The strap, well, another chinese crocodile print special. The strap is black with contrasting white stitching and crocodile print. The underside is lined with soft beige material and is signed with Cimier logo. The strap is super stiff, like really stiff, even after a month of wearing it and in the end I decided to put it on a much better and super supple yellow strap from German company Di-Modell. The original strap also was kind of falling apart at the ends where it goes into lugs. The good part of the strap is porbably the clasp which I liked a lot, but sadly couldn’t find straps to fit right for it. The clasp has a nice Cimier logo on top and it is beefy and has a polished finishing. The clasp is very safe and locking mechanism works well! Clasp is all machined from a 316L stainless steel.

Overall the watch isn’t that much of a disaster if it would’ve costed about 5 times less.
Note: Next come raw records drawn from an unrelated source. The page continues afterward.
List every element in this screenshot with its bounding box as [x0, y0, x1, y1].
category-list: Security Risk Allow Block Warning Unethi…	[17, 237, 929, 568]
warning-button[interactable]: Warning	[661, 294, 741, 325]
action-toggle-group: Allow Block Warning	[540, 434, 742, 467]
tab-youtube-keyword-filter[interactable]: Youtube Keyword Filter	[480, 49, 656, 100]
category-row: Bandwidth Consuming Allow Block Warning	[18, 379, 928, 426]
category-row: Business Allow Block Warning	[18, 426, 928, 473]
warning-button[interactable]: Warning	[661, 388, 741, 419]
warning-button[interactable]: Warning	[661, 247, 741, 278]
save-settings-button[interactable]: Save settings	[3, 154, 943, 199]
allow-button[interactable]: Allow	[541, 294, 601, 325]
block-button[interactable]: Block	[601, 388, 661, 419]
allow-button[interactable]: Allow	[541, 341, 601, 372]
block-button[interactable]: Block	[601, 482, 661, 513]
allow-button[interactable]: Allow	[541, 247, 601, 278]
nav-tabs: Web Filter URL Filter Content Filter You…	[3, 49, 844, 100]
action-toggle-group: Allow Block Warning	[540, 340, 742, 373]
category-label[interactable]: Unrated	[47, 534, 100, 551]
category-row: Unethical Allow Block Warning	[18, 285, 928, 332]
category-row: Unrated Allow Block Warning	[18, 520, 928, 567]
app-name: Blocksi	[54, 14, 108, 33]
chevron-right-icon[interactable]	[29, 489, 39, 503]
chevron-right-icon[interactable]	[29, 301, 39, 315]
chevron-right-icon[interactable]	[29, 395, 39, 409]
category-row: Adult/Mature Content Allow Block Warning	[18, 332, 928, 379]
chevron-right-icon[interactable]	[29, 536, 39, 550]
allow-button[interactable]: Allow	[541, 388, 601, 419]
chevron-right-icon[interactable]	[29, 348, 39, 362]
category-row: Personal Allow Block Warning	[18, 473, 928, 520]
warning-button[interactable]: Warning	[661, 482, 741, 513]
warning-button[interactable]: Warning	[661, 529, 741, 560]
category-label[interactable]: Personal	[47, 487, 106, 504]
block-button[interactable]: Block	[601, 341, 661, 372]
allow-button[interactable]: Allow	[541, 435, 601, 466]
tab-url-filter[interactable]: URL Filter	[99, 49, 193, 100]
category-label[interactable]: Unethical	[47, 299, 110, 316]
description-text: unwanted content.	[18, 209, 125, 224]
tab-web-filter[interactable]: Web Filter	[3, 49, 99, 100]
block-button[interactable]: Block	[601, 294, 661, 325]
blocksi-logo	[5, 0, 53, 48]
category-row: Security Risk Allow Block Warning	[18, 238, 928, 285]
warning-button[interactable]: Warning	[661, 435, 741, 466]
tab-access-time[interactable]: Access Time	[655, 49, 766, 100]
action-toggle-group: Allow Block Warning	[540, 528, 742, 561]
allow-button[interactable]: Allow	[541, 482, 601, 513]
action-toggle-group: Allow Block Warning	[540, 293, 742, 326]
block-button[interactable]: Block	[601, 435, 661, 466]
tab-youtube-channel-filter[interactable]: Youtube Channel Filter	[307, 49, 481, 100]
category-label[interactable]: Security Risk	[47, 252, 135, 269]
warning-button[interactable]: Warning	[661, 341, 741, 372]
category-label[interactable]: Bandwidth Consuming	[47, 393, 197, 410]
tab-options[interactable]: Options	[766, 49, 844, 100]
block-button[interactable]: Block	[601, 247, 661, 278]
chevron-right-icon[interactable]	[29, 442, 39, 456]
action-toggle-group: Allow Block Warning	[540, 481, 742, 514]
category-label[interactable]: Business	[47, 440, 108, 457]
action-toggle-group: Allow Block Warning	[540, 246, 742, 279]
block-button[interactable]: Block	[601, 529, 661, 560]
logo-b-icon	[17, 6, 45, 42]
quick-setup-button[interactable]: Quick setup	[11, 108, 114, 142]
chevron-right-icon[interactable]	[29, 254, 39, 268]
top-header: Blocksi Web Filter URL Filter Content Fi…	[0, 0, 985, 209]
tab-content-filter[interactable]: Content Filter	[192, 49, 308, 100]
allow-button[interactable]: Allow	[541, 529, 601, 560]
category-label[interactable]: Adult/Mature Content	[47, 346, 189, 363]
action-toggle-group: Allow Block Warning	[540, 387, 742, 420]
If Cimier and the name owners want to position this brand as something close to luxury, they should raisw their quality control, filters in the rooms where watchmakers assemble the watch so there is no dust, check the qualification of the watchmakers and also raise the quality of everything overall. I have had some watches that cost 5 times less and are perfect, even the watchmaker that checked this said: “who sent this garbage?, you have had a lot better watches for less in for review!” and this just tells something. Also as social media expert for some watch stores and brands I can say that they need to invest also some part of the money in their social media, google and web presence overall. I googled their name, watches name or anything and there is no site, it just shows their watch academy! (at the time of writing the article there was no website, right now it is back again, but still it doesn’t show up on google). Also when asking around in watch forums if anybody has had or heard of their watches in the last 10 years and only a couple of people responded that yes, but vaguealy. Overall the watch has a potential in my opinion, but everything that I pointed out needs to change for them to be taken seriously, because now it looks like Invicta, Stuhrling or any other brand that makes watches poorly with QC issues and markets them for many thousands. Back in the day when the company started they were something in Swiss industry they were inovative and they had potential and heritage, now it is just a rebought brand name by some corporation in Asia and ran by people who have probably no interest in horology as art, but rather a money making machine.